News & Insights
Council court challenge to continue virtual meetings fails
For decades there has been a consensus that meetings of statutory authorities in England and Wales should be held in person, at least in part so that public observation of Council meetings could be easily done and contributions sought where appropriate. There was no provision for remote meetings in either statute or other governing authority. But at the start of the COVID-19 pandemic, it rapidly became clear that alternative methods were necessary for public health reasons, and in the Coronavirus Act 2020 provision was made for regulations to allow meetings where all participants would not be in the same location. Regulations were duly made, and most local authority activities moved over to virtual meetings.
The change was welcomed by Councils, many of whom have found it to be both an easy and effective method of meeting. The regulations however lapse on 7th Mary 2021, and sufficiently useful have they been Councils have sought by way of letters to the Secretary of State to extend this deadline. The Secretary of State refused to do so, and a judicial review claim issued to ask the High Court whether the Local Government Act 1972 would permit remote meetings in England when the regulations lapse.
The Issue has been consulted on before, in 2016 a Department for Communities and Local Government consultation acknowledged the potential benefits of allowing remote meetings, but no further action was taken until the advent of the pandemic. After the benefits were demonstrated in the early phase of the pandemic, the Government examined the issue and concluded that emergency legislation to make the changes permanent was not possible at the moment, but did issue a call for evidence on permanency, which closes on 17th June 2021.

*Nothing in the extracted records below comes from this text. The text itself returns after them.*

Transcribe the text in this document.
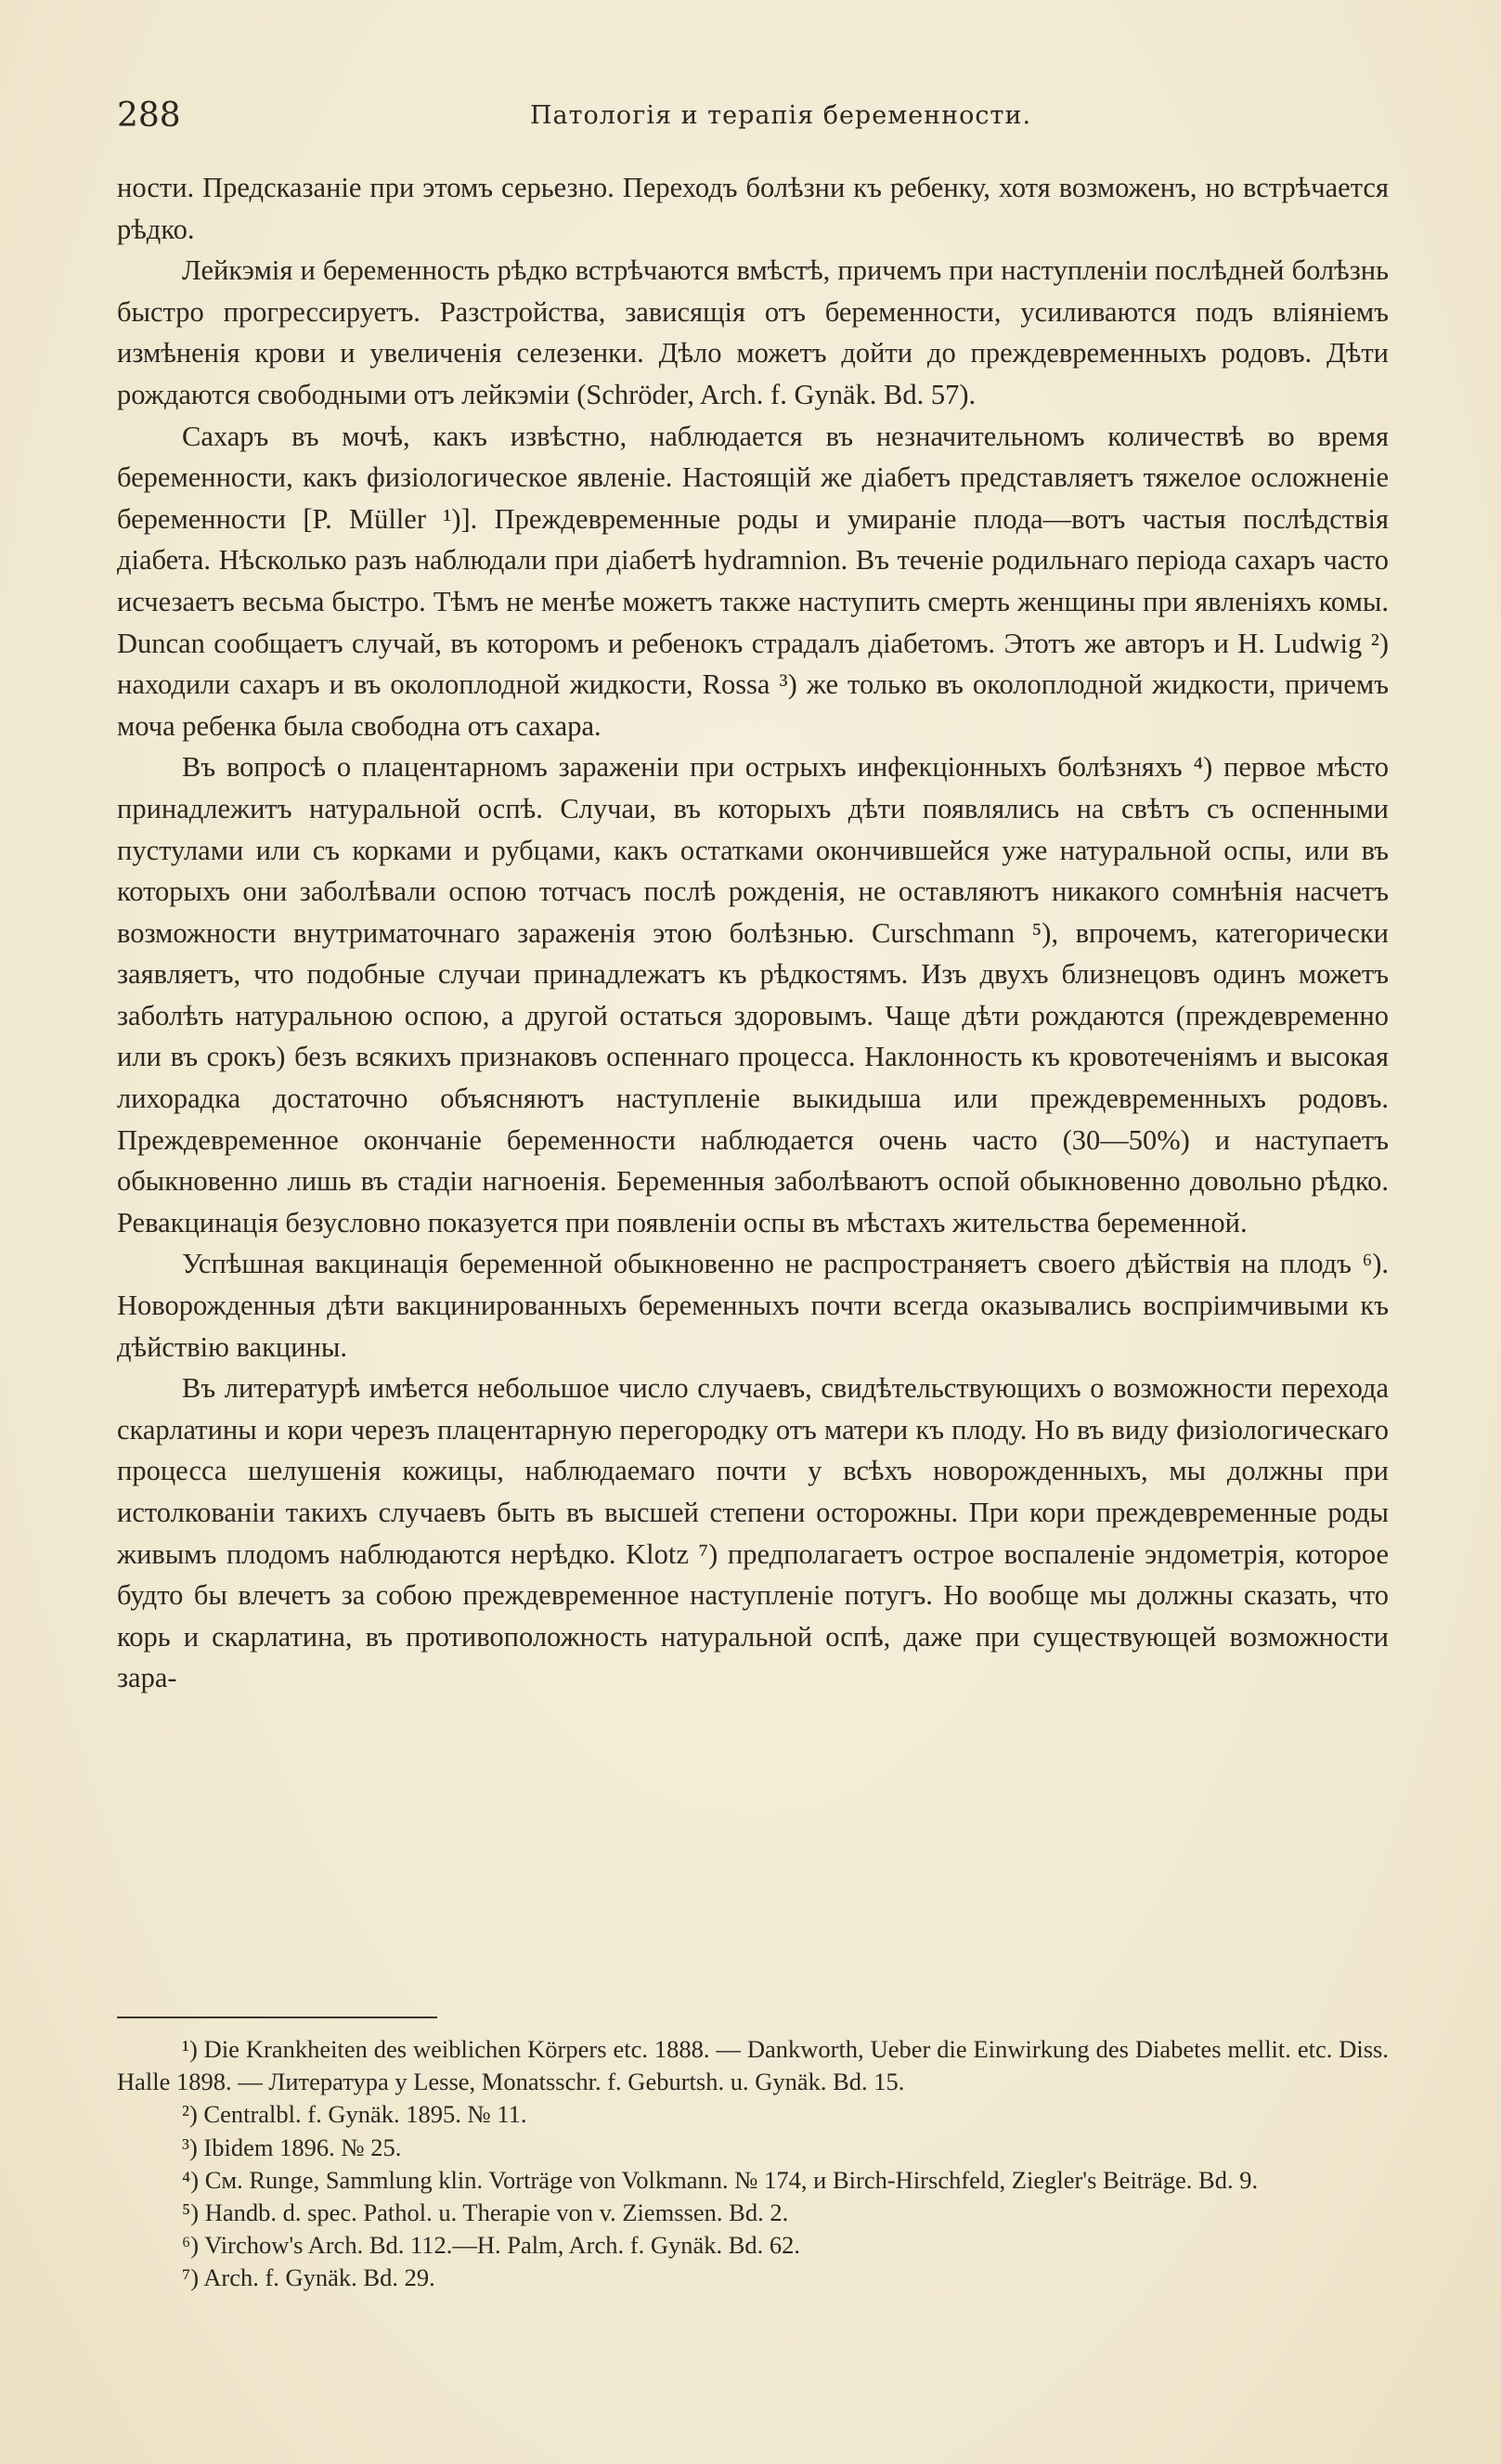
288	Патологія и терапія беременности.

ности. Предсказаніе при этомъ серьезно. Переходъ болѣзни къ ребенку, хотя возможенъ, но встрѣчается рѣдко.

Лейкэмія и беременность рѣдко встрѣчаются вмѣстѣ, причемъ при наступленіи послѣдней болѣзнь быстро прогрессируетъ. Разстройства, зависящія отъ беременности, усиливаются подъ вліяніемъ измѣненія крови и увеличенія селезенки. Дѣло можетъ дойти до преждевременныхъ родовъ. Дѣти рождаются свободными отъ лейкэміи (Schröder, Arch. f. Gynäk. Bd. 57).

Сахаръ въ мочѣ, какъ извѣстно, наблюдается въ незначительномъ количествѣ во время беременности, какъ физіологическое явленіе. Настоящій же діабетъ представляетъ тяжелое осложненіе беременности [P. Müller ¹)]. Преждевременные роды и умираніе плода—вотъ частыя послѣдствія діабета. Нѣсколько разъ наблюдали при діабетѣ hydramnion. Въ теченіе родильнаго періода сахаръ часто исчезаетъ весьма быстро. Тѣмъ не менѣе можетъ также наступить смерть женщины при явленіяхъ комы. Duncan сообщаетъ случай, въ которомъ и ребенокъ страдалъ діабетомъ. Этотъ же авторъ и H. Ludwig ²) находили сахаръ и въ околоплодной жидкости, Rossa ³) же только въ околоплодной жидкости, причемъ моча ребенка была свободна отъ сахара.

Въ вопросѣ о плацентарномъ зараженіи при острыхъ инфекціонныхъ болѣзняхъ ⁴) первое мѣсто принадлежитъ натуральной оспѣ. Случаи, въ которыхъ дѣти появлялись на свѣтъ съ оспенными пустулами или съ корками и рубцами, какъ остатками окончившейся уже натуральной оспы, или въ которыхъ они заболѣвали оспою тотчасъ послѣ рожденія, не оставляютъ никакого сомнѣнія насчетъ возможности внутриматочнаго зараженія этою болѣзнью. Curschmann ⁵), впрочемъ, категорически заявляетъ, что подобные случаи принадлежатъ къ рѣдкостямъ. Изъ двухъ близнецовъ одинъ можетъ заболѣть натуральною оспою, а другой остаться здоровымъ. Чаще дѣти рождаются (преждевременно или въ срокъ) безъ всякихъ признаковъ оспеннаго процесса. Наклонность къ кровотеченіямъ и высокая лихорадка достаточно объясняютъ наступленіе выкидыша или преждевременныхъ родовъ. Преждевременное окончаніе беременности наблюдается очень часто (30—50%) и наступаетъ обыкновенно лишь въ стадіи нагноенія. Беременныя заболѣваютъ оспой обыкновенно довольно рѣдко. Ревакцинація безусловно показуется при появленіи оспы въ мѣстахъ жительства беременной.

Успѣшная вакцинація беременной обыкновенно не распространяетъ своего дѣйствія на плодъ ⁶). Новорожденныя дѣти вакцинированныхъ беременныхъ почти всегда оказывались воспріимчивыми къ дѣйствію вакцины.

Въ литературѣ имѣется небольшое число случаевъ, свидѣтельствующихъ о возможности перехода скарлатины и кори черезъ плацентарную перегородку отъ матери къ плоду. Но въ виду физіологическаго процесса шелушенія кожицы, наблюдаемаго почти у всѣхъ новорожденныхъ, мы должны при истолкованіи такихъ случаевъ быть въ высшей степени осторожны. При кори преждевременные роды живымъ плодомъ наблюдаются нерѣдко. Klotz ⁷) предполагаетъ острое воспаленіе эндометрія, которое будто бы влечетъ за собою преждевременное наступленіе потугъ. Но вообще мы должны сказать, что корь и скарлатина, въ противоположность натуральной оспѣ, даже при существующей возможности зара-

¹) Die Krankheiten des weiblichen Körpers etc. 1888. — Dankworth, Ueber die Einwirkung des Diabetes mellit. etc. Diss. Halle 1898. — Литература у Lesse, Monatsschr. f. Geburtsh. u. Gynäk. Bd. 15.

²) Centralbl. f. Gynäk. 1895. № 11.

³) Ibidem 1896. № 25.

⁴) См. Runge, Sammlung klin. Vorträge von Volkmann. № 174, и Birch-Hirschfeld, Ziegler's Beiträge. Bd. 9.

⁵) Handb. d. spec. Pathol. u. Therapie von v. Ziemssen. Bd. 2.

⁶) Virchow's Arch. Bd. 112.—H. Palm, Arch. f. Gynäk. Bd. 62.

⁷) Arch. f. Gynäk. Bd. 29.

In deciding whether to make a declaration that remote meetings were legal without further statutory provision under the 1972 Act, the Court considered, amongst other things: the pre-pandemic consensus that they were not permitted, Welsh and Scottish legislation which had to specifically allow meetings to be held remotely, the 2016 consultation, and the nature of the declaration sought by the Claimants.
For their part, Claimants suggested that the appropriate approach should be whether remote meetings satisfied the purposes for which Parliament legislated for local authority meetings, rather than whether remote meetings were considered in that legislation. They relied extensively on past authorities relating to updated communications technology, in particular the Court of Appeal judgment in Byng v London Life Association Ltd where Browne-Wilkinson LJ held that the rationale behind the requirement for meetings was more important that the use of older technologies.

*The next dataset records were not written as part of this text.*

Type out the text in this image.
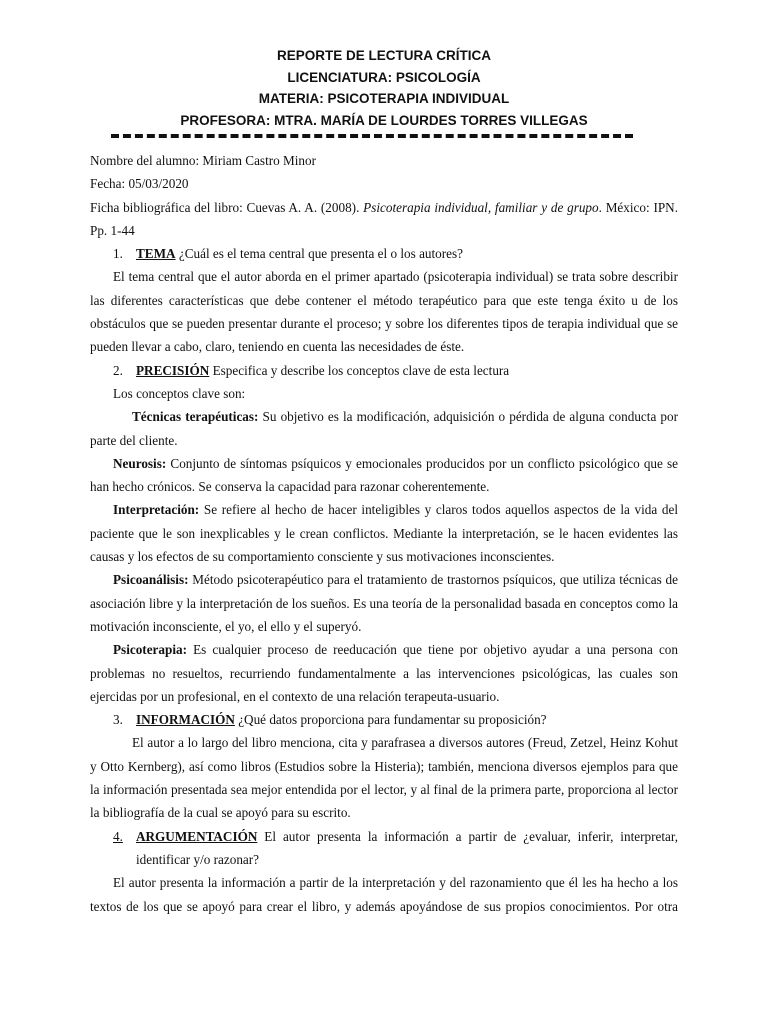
REPORTE DE LECTURA CRÍTICA
LICENCIATURA: PSICOLOGÍA
MATERIA: PSICOTERAPIA INDIVIDUAL
PROFESORA: MTRA. MARÍA DE LOURDES TORRES VILLEGAS

Nombre del alumno: Miriam Castro Minor

Fecha: 05/03/2020

Ficha bibliográfica del libro: Cuevas A. A. (2008). Psicoterapia individual, familiar y de grupo. México: IPN. Pp. 1-44

1. TEMA ¿Cuál es el tema central que presenta el o los autores?

El tema central que el autor aborda en el primer apartado (psicoterapia individual) se trata sobre describir las diferentes características que debe contener el método terapéutico para que este tenga éxito u de los obstáculos que se pueden presentar durante el proceso; y sobre los diferentes tipos de terapia individual que se pueden llevar a cabo, claro, teniendo en cuenta las necesidades de éste.

2. PRECISIÓN Especifica y describe los conceptos clave de esta lectura

Los conceptos clave son:

Técnicas terapéuticas: Su objetivo es la modificación, adquisición o pérdida de alguna conducta por parte del cliente.

Neurosis: Conjunto de síntomas psíquicos y emocionales producidos por un conflicto psicológico que se han hecho crónicos. Se conserva la capacidad para razonar coherentemente.

Interpretación: Se refiere al hecho de hacer inteligibles y claros todos aquellos aspectos de la vida del paciente que le son inexplicables y le crean conflictos. Mediante la interpretación, se le hacen evidentes las causas y los efectos de su comportamiento consciente y sus motivaciones inconscientes.

Psicoanálisis: Método psicoterapéutico para el tratamiento de trastornos psíquicos, que utiliza técnicas de asociación libre y la interpretación de los sueños. Es una teoría de la personalidad basada en conceptos como la motivación inconsciente, el yo, el ello y el superyó.

Psicoterapia: Es cualquier proceso de reeducación que tiene por objetivo ayudar a una persona con problemas no resueltos, recurriendo fundamentalmente a las intervenciones psicológicas, las cuales son ejercidas por un profesional, en el contexto de una relación terapeuta-usuario.

3. INFORMACIÓN ¿Qué datos proporciona para fundamentar su proposición?

El autor a lo largo del libro menciona, cita y parafrasea a diversos autores (Freud, Zetzel, Heinz Kohut y Otto Kernberg), así como libros (Estudios sobre la Histeria); también, menciona diversos ejemplos para que la información presentada sea mejor entendida por el lector, y al final de la primera parte, proporciona al lector la bibliografía de la cual se apoyó para su escrito.

4. ARGUMENTACIÓN El autor presenta la información a partir de ¿evaluar, inferir, interpretar, identificar y/o razonar?

El autor presenta la información a partir de la interpretación y del razonamiento que él les ha hecho a los textos de los que se apoyó para crear el libro, y además apoyándose de sus propios conocimientos. Por otra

Rather unusually the Secretary of State, as defendant, also supported the suggestions of the claimant, but cautioned that the court should be careful in determining its declaration so as not to suggest that any virtual meeting would necessarily constitute a valid ‘meeting’ under the 1972 Act.
The Court applied the agreed principles of statutory interpretation and rejected the updated reading of the statute proposed by the Claimants. In doing so they highlighted that the legislation seemed clearly to envisage a meeting at a real geographical location, and involved physical presence at that location. In addition, they considered whether Parliament could have considered a non-location based meeting valid, ultimately concluding that as the meetings in question were an important part of the governance of the country, it was unlikely that Parliament would have been satisfied with an updated statutory construction of the kind proposed by the claimants applying. It was important, as the meetings could have major impacts on third parties, that no new interpretations were casually adopted by the court.

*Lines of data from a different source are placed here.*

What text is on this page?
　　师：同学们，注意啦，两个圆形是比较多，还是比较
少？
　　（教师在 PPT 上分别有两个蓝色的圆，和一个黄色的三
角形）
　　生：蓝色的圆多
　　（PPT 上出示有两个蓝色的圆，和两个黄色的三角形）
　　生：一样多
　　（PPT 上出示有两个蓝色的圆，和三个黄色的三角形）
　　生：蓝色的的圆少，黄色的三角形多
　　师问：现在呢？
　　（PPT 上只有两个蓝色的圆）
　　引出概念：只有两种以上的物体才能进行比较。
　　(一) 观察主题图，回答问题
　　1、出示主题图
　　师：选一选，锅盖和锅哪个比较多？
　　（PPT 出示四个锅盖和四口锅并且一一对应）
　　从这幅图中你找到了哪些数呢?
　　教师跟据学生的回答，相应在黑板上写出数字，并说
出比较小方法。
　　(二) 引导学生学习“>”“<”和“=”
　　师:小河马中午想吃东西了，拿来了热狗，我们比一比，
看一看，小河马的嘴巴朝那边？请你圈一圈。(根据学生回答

In light of their considerations, the Court rejected the challenge, making it clear that they felt that any update to allow virtual meetings was a matter for Parliament, and not the Courts. Although they acknowledged the powerful arguments in favour, they also pointed out that the consultation documents demonstrate cogent arguments against it.
For consultors grappling with questions of digital versus face-to-face engagement, the case is an interesting one, and a reminder to check your statutory duties. There are broader points here too. We’ve been grappling a lot recently with how the return to normal should be managed, and how we should determine the balance between face-to-face and digital engagement. This decision contributes more weight to the idea that moving over to digital-only engagement should be avoided, and digital-first should be carefully managed.